4
votes

In my venture of coding a disassembler for the 32-bit Linux on x86 platform, I came across an issue. I saw the following opcode sequence when I disassembled a simple ELF-32 executable using objdump:

dc 82 04 08 0d 00     faddl  0xd0804(%edx)

But when I look at the Intel manual, I don't see an opcode corresponding to this. The fadd instruction starts with 0xDC, but then it requires a m64fp operand, which is "A memory quadword operand in memory."

Now, does this mean that the operand is a 64-bit address (which then means that the fadd instruction is a 64-bit instruction, but isn't prefixed by a REX byte), or is it just a 32-bit address which points to a quadword (64-bit)?
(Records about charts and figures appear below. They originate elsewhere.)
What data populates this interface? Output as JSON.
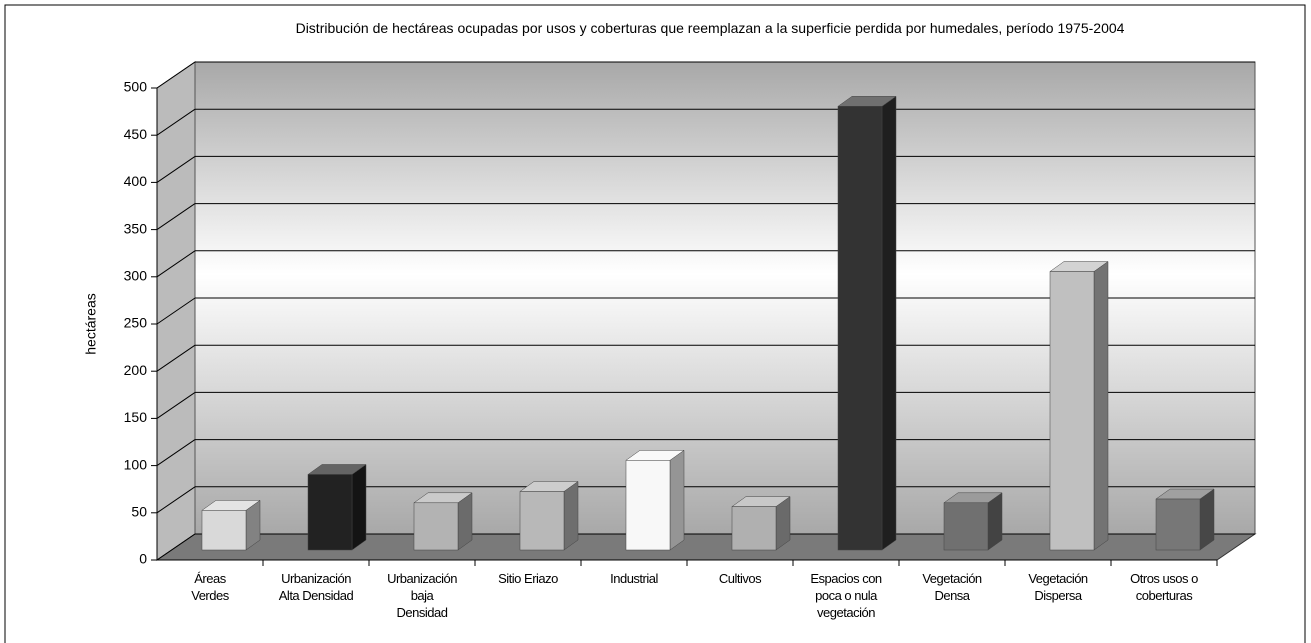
{
  "chart_data": {
    "type": "bar3d",
    "title": "Distribución de hectáreas ocupadas por usos y coberturas que reemplazan a la superficie perdida por humedales, período 1975-2004",
    "y_label": "hectáreas",
    "categories": [
      "Áreas\nVerdes",
      "Urbanización\nAlta Densidad",
      "Urbanización\nbaja\nDensidad",
      "Sitio Eriazo",
      "Industrial",
      "Cultivos",
      "Espacios con\npoca o nula\nvegetación",
      "Vegetación\nDensa",
      "Vegetación\nDispersa",
      "Otros usos o\ncoberturas"
    ],
    "values": [
      42,
      80,
      50,
      62,
      95,
      46,
      470,
      50,
      295,
      54
    ],
    "colors": [
      "#d9d9d9",
      "#222222",
      "#b3b3b3",
      "#b8b8b8",
      "#f8f8f8",
      "#b0b0b0",
      "#333333",
      "#707070",
      "#c0c0c0",
      "#777777"
    ],
    "ylim": [
      0,
      500
    ],
    "yticks": [
      0,
      50,
      100,
      150,
      200,
      250,
      300,
      350,
      400,
      450,
      500
    ],
    "grid": true
  }
}
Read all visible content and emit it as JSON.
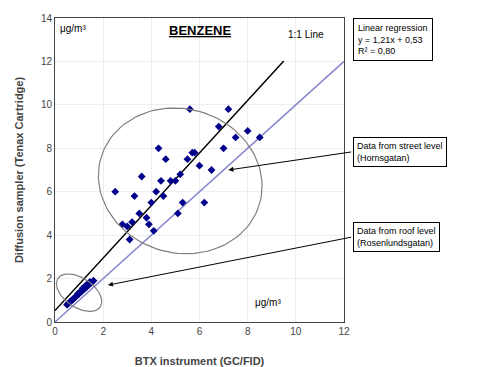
{
  "chart_data": {
    "type": "scatter",
    "title": "BENZENE",
    "xlabel": "BTX instrument (GC/FID)",
    "ylabel": "Diffusion sampler (Tenax Cartridge)",
    "xlim": [
      0,
      12
    ],
    "ylim": [
      0,
      14
    ],
    "xticks": [
      0,
      2,
      4,
      6,
      8,
      10,
      12
    ],
    "yticks": [
      0,
      2,
      4,
      6,
      8,
      10,
      12,
      14
    ],
    "grid": true,
    "series": [
      {
        "type": "line",
        "color": "#8888cc",
        "x": [
          0,
          12
        ],
        "y": [
          0,
          12
        ]
      },
      {
        "type": "line",
        "color": "#000000",
        "x": [
          0,
          9.5
        ],
        "y": [
          0.53,
          12.025
        ]
      },
      {
        "type": "scatter",
        "marker": "diamond",
        "color": "#00008B",
        "x": [
          2.8,
          3.0,
          3.2,
          3.5,
          3.8,
          4.0,
          4.2,
          4.5,
          4.8,
          5.0,
          5.2,
          5.5,
          5.8,
          6.0,
          6.5,
          7.0,
          7.5,
          8.0,
          8.5,
          3.3,
          3.6,
          4.1,
          4.6,
          5.3,
          6.2,
          3.9,
          4.4,
          5.1,
          5.7,
          6.8,
          2.5,
          3.1,
          4.3,
          5.6,
          7.2
        ],
        "y": [
          4.5,
          4.4,
          4.6,
          5.0,
          4.8,
          5.5,
          6.0,
          5.8,
          6.5,
          6.5,
          6.8,
          7.5,
          7.8,
          7.2,
          7.0,
          8.0,
          8.5,
          8.8,
          8.5,
          5.8,
          6.7,
          4.2,
          7.5,
          5.5,
          5.5,
          4.5,
          6.5,
          5.0,
          7.8,
          9.0,
          6.0,
          3.8,
          8.0,
          9.8,
          9.8
        ]
      },
      {
        "type": "scatter",
        "marker": "diamond",
        "color": "#00008B",
        "x": [
          0.5,
          0.6,
          0.7,
          0.8,
          0.9,
          1.0,
          1.1,
          1.2,
          1.3,
          1.4,
          1.5,
          1.6,
          0.55,
          0.65,
          0.75,
          0.85,
          0.95,
          1.05,
          1.15,
          1.25,
          1.35,
          1.45
        ],
        "y": [
          0.8,
          0.9,
          1.0,
          1.1,
          1.2,
          1.3,
          1.4,
          1.5,
          1.6,
          1.7,
          1.8,
          1.9,
          0.85,
          0.95,
          1.05,
          1.15,
          1.3,
          1.4,
          1.55,
          1.65,
          1.75,
          1.85
        ]
      }
    ],
    "ellipses": [
      {
        "center_x": 5.2,
        "center_y": 6.5,
        "width": 6.5,
        "height": 7.0,
        "angle": 50,
        "color": "gray"
      },
      {
        "center_x": 1.0,
        "center_y": 1.35,
        "width": 1.3,
        "height": 2.2,
        "angle": 50,
        "color": "gray"
      }
    ],
    "annotations": [
      {
        "text": "1:1 Line"
      },
      {
        "text": "μg/m³"
      },
      {
        "text": "μg/m³"
      },
      {
        "text": "Linear regression\ny = 1,21x + 0,53\nR² = 0,80"
      },
      {
        "text": "Data from street level\n(Hornsgatan)",
        "x": 7.2,
        "y": 7.0
      },
      {
        "text": "Data from roof level\n(Rosenlundsgatan)",
        "x": 2.2,
        "y": 1.7
      }
    ]
  }
}
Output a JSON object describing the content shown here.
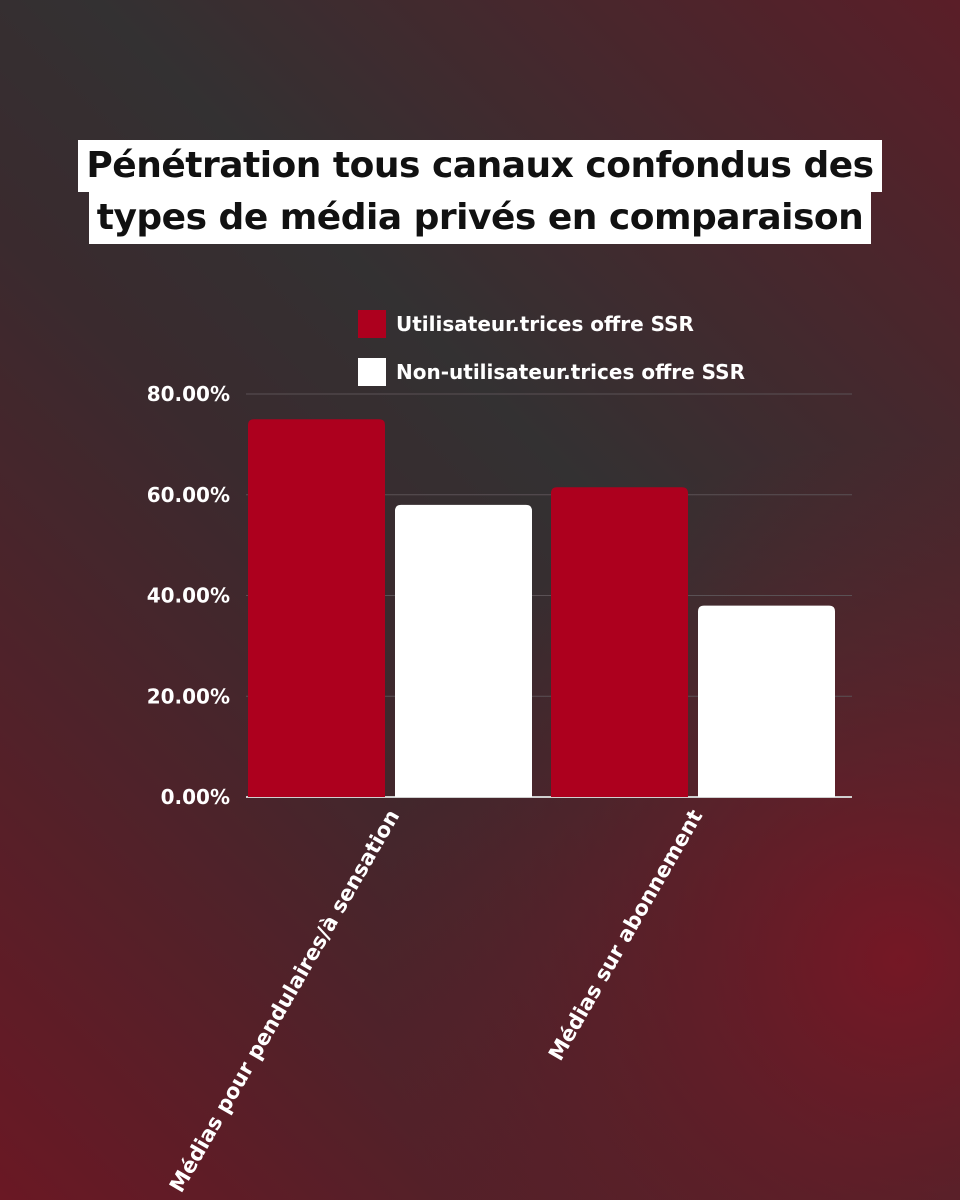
{
  "title_lines": [
    "Pénétration tous canaux confondus des",
    "types de média privés en comparaison"
  ],
  "colors": {
    "series_users": "#ad001e",
    "series_non_users": "#ffffff",
    "grid": "#5a5155",
    "text": "#ffffff"
  },
  "chart_data": {
    "type": "bar",
    "title": "Pénétration tous canaux confondus des types de média privés en comparaison",
    "categories": [
      "Médias pour pendulaires/à sensation",
      "Médias sur abonnement"
    ],
    "series": [
      {
        "name": "Utilisateur.trices offre SSR",
        "values": [
          75,
          61.5
        ]
      },
      {
        "name": "Non-utilisateur.trices offre SSR",
        "values": [
          58,
          38
        ]
      }
    ],
    "y_ticks": [
      0,
      20,
      40,
      60,
      80
    ],
    "y_tick_labels": [
      "0.00%",
      "20.00%",
      "40.00%",
      "60.00%",
      "80.00%"
    ],
    "ylim": [
      0,
      80
    ],
    "grid": true,
    "legend_position": "top"
  }
}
Am I missing something trivial over here, or is my understanding of encoding x86 instructions wrong?

2
Sorry but I haven't looked at SO for quite some time. Will do it now.Hrishikesh Murali
Note that the Intel manuals use Intel notation, whereas linux uses AT&T notation, so you will not be able to look up linux opcodes in the Intel manual directly.Raymond Chen

2 Answers

5
votes

Let's break this down.

> dc 82 04 08 0d 00     faddl  0xd0804(%edx)
  |  |  \____ ____/
  |  |       V
  |  |       |
  |  |       +---------> 32-bit displacement
  |  +-----------------> ModRM byte
  +--------------------> Opcode

Looking at the docs in detail, dc is indeed for an m64real floating point argument as the source. It will add this 64-bit argument to the ST(0) floating point register.

However, it's the second byte 82 that is deciding where that 64-bit value comes from. This translates to the binary ModRM byte of:

+---+---+---+---+---+---+---+---+
| 1 | 0 | 0 | 0 | 0 | 0 | 1 | 0 |
+---+---+---+---+---+---+---+---+
|  MOD  |  REG/OPCD |    R/M    |

If you look at table 2.2 in your linked document (the one for 32-bit addressing modes), you'll see that this translates into disp32[EDX].

In other words it takes the next 32 bits (four bytes), adds that to the edx register and uses that address to extract the 64-bit value from memory.

2
votes

"Quadword operand in memory" means the value takes 64 bits in RAM. The address size will depend on whether it is being compiled as a 32 or 64 bit process, not on how big the operands are. Here is a full breakdown of the disassembly.

  • The first byte, DC is the opcode. Combined with the fact that the next byte is not between C0 and C7, and contains 0 in the register field (bits 3-5), this indicates a fadd instruction with a 64 bit memory operand. Interestingly, the l at the end of the opcode would indicate a 32 bit operand. It should be faddq.

  • The second byte contains 3 fields.

    • Bits 6-7 are indicate the mode of the last field.
    • Bits 3-5 are the register field. Since a register operand isn't necessary for this instruction, they are used as part of the opcode.
    • Bits 0-2 are the R/M field. It can hold a register or specify a memory operand. The combined mode 10 and R/M 010 indicate that the operand is a memory operand with a 32 bit address relative to the edx register.
  • The last 4 bytes are the relative offset of the operand in little endian (least significant byte first).